The Olympics has put the spotlight on a physical therapy technique.
This after athletes were seen with large bruise–like marks on their skin.
The technique is called cupping, it finds it roots in ancient China or Egypt depending on who you ask.
It's actually pretty popular in the Red River Valley.
Though the post–cupping symptoms often appear jarring to the average onlooker, the treatment is to help athletes recover after straining themselves.
Cupping has been used by NDSU trainers on athletes for the last three years.
"So what cupping does is it comes in and allows a little bit of a pulling apart it sucks in blood into the area and also lifts the tissue and opens up space," says Stephanie Hamersky an Assistant Athletic Trainer at NDSU.
The suction is usually created by burning a flame beneath the cup before placing it on the skin.
The bruises people see are from burst capillaries caused by the suction.
The broken capillaries cause the body to respond to the afflicted area and treat it as a wound which, in theory, causes the muscle to heal.
Massage Therapist Adriane Maag says almost half of the patients she sees receive cupping treatments.

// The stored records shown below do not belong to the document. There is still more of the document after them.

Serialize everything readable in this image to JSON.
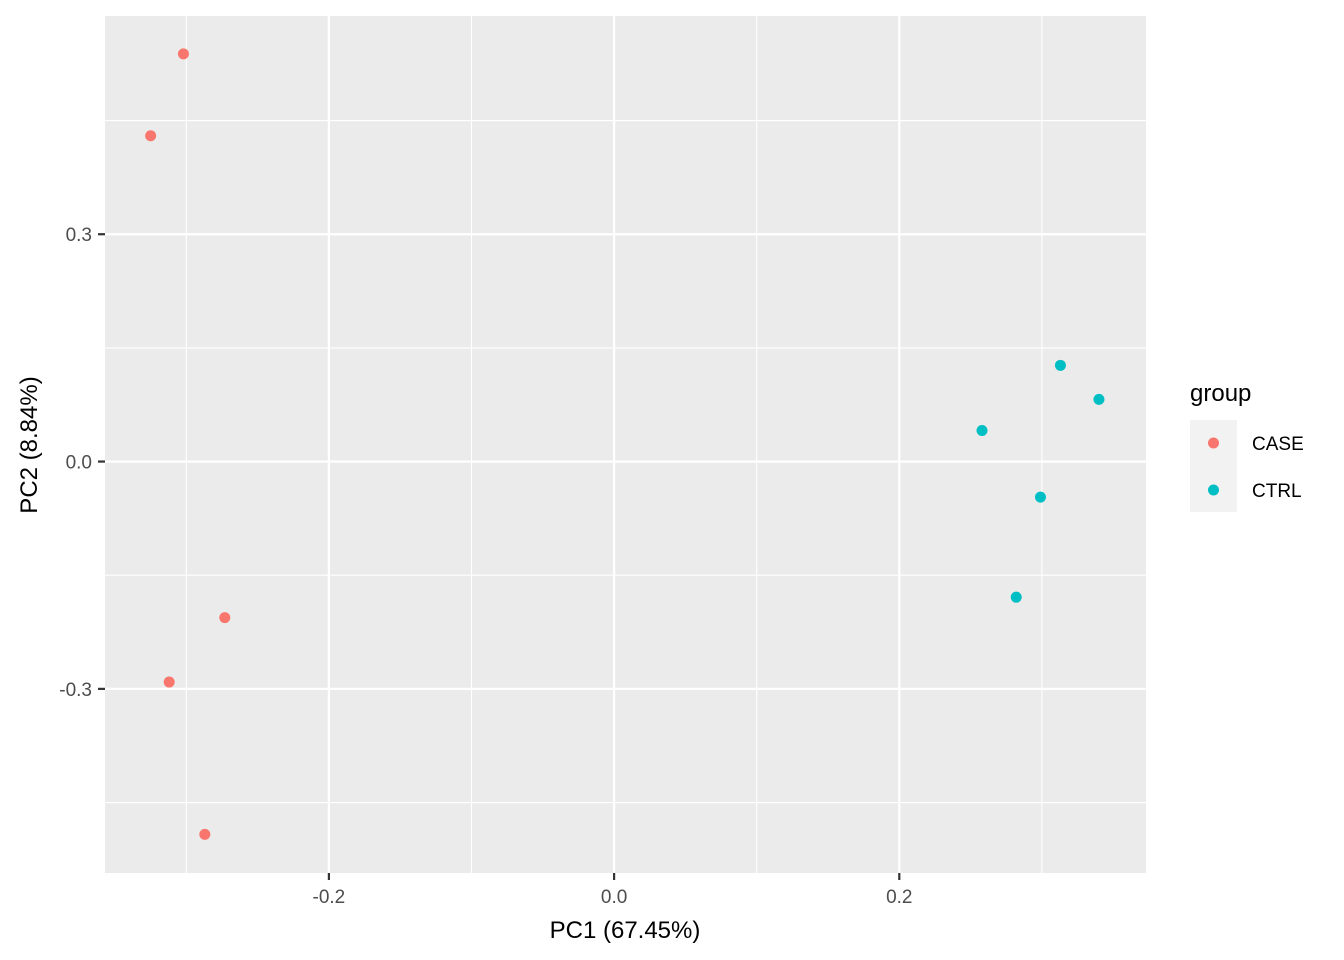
{
  "chart_data": {
    "type": "scatter",
    "xlabel": "PC1 (67.45%)",
    "ylabel": "PC2 (8.84%)",
    "xlim": [
      -0.357,
      0.373
    ],
    "ylim": [
      -0.543,
      0.588
    ],
    "x_ticks": [
      -0.2,
      0.0,
      0.2
    ],
    "x_tick_labels": [
      "-0.2",
      "0.0",
      "0.2"
    ],
    "y_ticks": [
      -0.3,
      0.0,
      0.3
    ],
    "y_tick_labels": [
      "-0.3",
      "0.0",
      "0.3"
    ],
    "grid": true,
    "background": "#EBEBEB",
    "legend": {
      "title": "group",
      "placement": "right"
    },
    "series": [
      {
        "name": "CASE",
        "color": "#F8766D",
        "points": [
          {
            "x": -0.302,
            "y": 0.538
          },
          {
            "x": -0.325,
            "y": 0.43
          },
          {
            "x": -0.273,
            "y": -0.206
          },
          {
            "x": -0.312,
            "y": -0.291
          },
          {
            "x": -0.287,
            "y": -0.492
          }
        ]
      },
      {
        "name": "CTRL",
        "color": "#00BFC4",
        "points": [
          {
            "x": 0.313,
            "y": 0.127
          },
          {
            "x": 0.34,
            "y": 0.082
          },
          {
            "x": 0.258,
            "y": 0.041
          },
          {
            "x": 0.299,
            "y": -0.047
          },
          {
            "x": 0.282,
            "y": -0.179
          }
        ]
      }
    ]
  }
}
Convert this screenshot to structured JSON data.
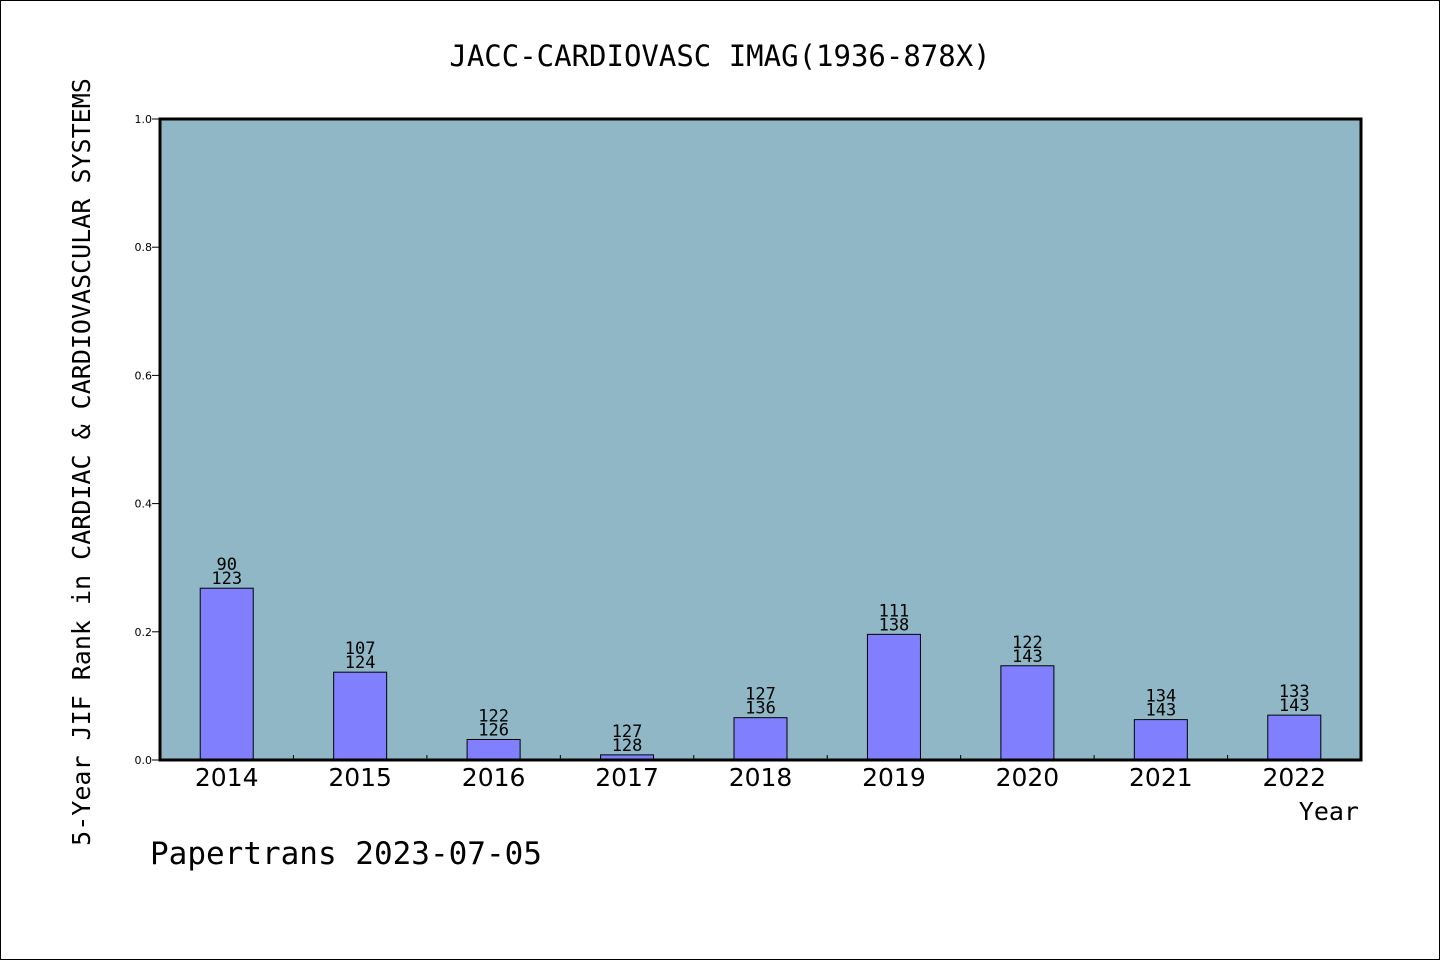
{
  "chart_data": {
    "type": "bar",
    "title": "JACC-CARDIOVASC IMAG(1936-878X)",
    "xlabel": "Year",
    "ylabel": "5-Year JIF Rank in CARDIAC & CARDIOVASCULAR SYSTEMS",
    "ylim": [
      0,
      1.0
    ],
    "yticks": [
      "0.0",
      "0.2",
      "0.4",
      "0.6",
      "0.8",
      "1.0"
    ],
    "categories": [
      "2014",
      "2015",
      "2016",
      "2017",
      "2018",
      "2019",
      "2020",
      "2021",
      "2022"
    ],
    "values": [
      0.268,
      0.137,
      0.032,
      0.008,
      0.066,
      0.196,
      0.147,
      0.063,
      0.07
    ],
    "rank": [
      90,
      107,
      122,
      127,
      127,
      111,
      122,
      134,
      133
    ],
    "total": [
      123,
      124,
      126,
      128,
      136,
      138,
      143,
      143,
      143
    ],
    "bar_color": "#8080ff",
    "plot_background": "#8fb7c5",
    "grid": false,
    "legend": "none"
  },
  "footer": {
    "watermark": "Papertrans 2023-07-05"
  }
}
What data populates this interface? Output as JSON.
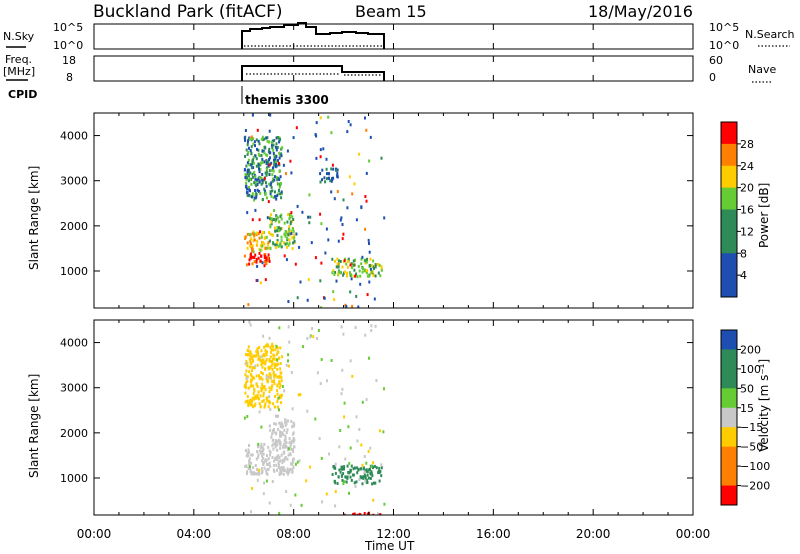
{
  "header": {
    "radar": "Buckland Park (fitACF)",
    "beam": "Beam 15",
    "date": "18/May/2016"
  },
  "left_labels": {
    "nsky": "N.Sky",
    "freq": "Freq.",
    "freq_unit": "[MHz]",
    "cpid": "CPID"
  },
  "right_labels": {
    "nsearch": "N.Search",
    "nave": "Nave"
  },
  "cpid_text": "themis 3300",
  "colors": {
    "axis": "#000000",
    "red": "#ff0000",
    "orange": "#ff7f00",
    "yellow": "#ffcc00",
    "green": "#66cc33",
    "dkgreen": "#2e8b57",
    "blue": "#1e4fb0",
    "gray": "#c8c8c8",
    "purple": "#5a2a8a"
  },
  "chart_data": [
    {
      "type": "line",
      "name": "nsky-panel",
      "yticks_left": [
        "10^5",
        "10^0"
      ],
      "yticks_right": [
        "10^5",
        "10^0"
      ],
      "x": [
        "06:00",
        "06:30",
        "07:00",
        "07:30",
        "07:45",
        "08:00",
        "08:30",
        "09:00",
        "09:30",
        "10:00",
        "10:30",
        "11:00",
        "11:36"
      ],
      "series": [
        {
          "name": "N.Sky",
          "values": [
            3.2,
            3.6,
            3.8,
            4.0,
            4.6,
            4.4,
            3.4,
            3.5,
            3.6,
            3.5,
            3.4,
            3.2,
            3.0
          ]
        },
        {
          "name": "N.Search",
          "values": [
            0.3,
            0.3,
            0.3,
            0.3,
            0.3,
            0.3,
            0.3,
            0.3,
            0.3,
            0.3,
            0.3,
            0.3,
            0.3
          ]
        }
      ]
    },
    {
      "type": "line",
      "name": "freq-panel",
      "yticks_left": [
        "18",
        "8"
      ],
      "yticks_right": [
        "60",
        "0"
      ],
      "x": [
        "06:00",
        "10:00",
        "10:01",
        "11:36"
      ],
      "series": [
        {
          "name": "Freq",
          "values": [
            12.0,
            12.0,
            10.5,
            10.5
          ]
        },
        {
          "name": "Nave",
          "values": [
            30,
            30,
            21,
            21
          ]
        }
      ]
    },
    {
      "type": "heatmap",
      "name": "power-panel",
      "xlabel": "",
      "ylabel": "Slant Range [km]",
      "xlim": [
        "00:00",
        "24:00"
      ],
      "ylim": [
        180,
        4500
      ],
      "yticks": [
        1000,
        2000,
        3000,
        4000
      ],
      "colorbar": {
        "label": "Power [dB]",
        "ticks": [
          28,
          24,
          20,
          16,
          12,
          8,
          4
        ],
        "range": [
          0,
          32
        ]
      },
      "regions": [
        {
          "t_start": "06:00",
          "t_end": "07:00",
          "range_km": [
            1150,
            1450
          ],
          "value": 26
        },
        {
          "t_start": "06:00",
          "t_end": "07:00",
          "range_km": [
            1450,
            1900
          ],
          "value": 18
        },
        {
          "t_start": "07:00",
          "t_end": "08:00",
          "range_km": [
            1500,
            2300
          ],
          "value": 14
        },
        {
          "t_start": "06:00",
          "t_end": "07:30",
          "range_km": [
            2600,
            4000
          ],
          "value": 10
        },
        {
          "t_start": "09:30",
          "t_end": "11:30",
          "range_km": [
            900,
            1300
          ],
          "value": 14
        },
        {
          "t_start": "09:00",
          "t_end": "09:45",
          "range_km": [
            3000,
            3300
          ],
          "value": 6
        }
      ]
    },
    {
      "type": "heatmap",
      "name": "velocity-panel",
      "xlabel": "Time UT",
      "ylabel": "Slant Range [km]",
      "xlim": [
        "00:00",
        "24:00"
      ],
      "xticks": [
        "00:00",
        "04:00",
        "08:00",
        "12:00",
        "16:00",
        "20:00",
        "00:00"
      ],
      "ylim": [
        180,
        4500
      ],
      "yticks": [
        1000,
        2000,
        3000,
        4000
      ],
      "colorbar": {
        "label": "Velocity [m s⁻¹]",
        "ticks": [
          "200",
          "100",
          "50",
          "15",
          "−15",
          "−50",
          "−100",
          "−200"
        ],
        "range": [
          -250,
          250
        ]
      },
      "regions": [
        {
          "t_start": "06:00",
          "t_end": "08:00",
          "range_km": [
            1100,
            1800
          ],
          "value": 0
        },
        {
          "t_start": "07:00",
          "t_end": "08:00",
          "range_km": [
            1800,
            2300
          ],
          "value": 0
        },
        {
          "t_start": "06:00",
          "t_end": "07:30",
          "range_km": [
            2600,
            4000
          ],
          "value": -40
        },
        {
          "t_start": "09:30",
          "t_end": "11:30",
          "range_km": [
            900,
            1300
          ],
          "value": 60
        },
        {
          "t_start": "10:00",
          "t_end": "11:30",
          "range_km": [
            180,
            260
          ],
          "value": -200
        }
      ]
    }
  ]
}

"Most often times it is with athletes but it can help for anyone who's been laboring or construction, overhead lifting, cross fit athletes," says Maag.
Even though the treatment has been around for about 2,000 years, there haven't been very many studies backing up the benefits.
Still many people suffering from muscle pain and athletes swear by it.
"Lots of people report back saying they are able to move a lot easier they sleep a lot better that night and overall increase health and wellness," says Maag.
If cupping seems like something you'd like to try out most massage therapists are trained to do it so it shouldn't be difficult to find a local professional.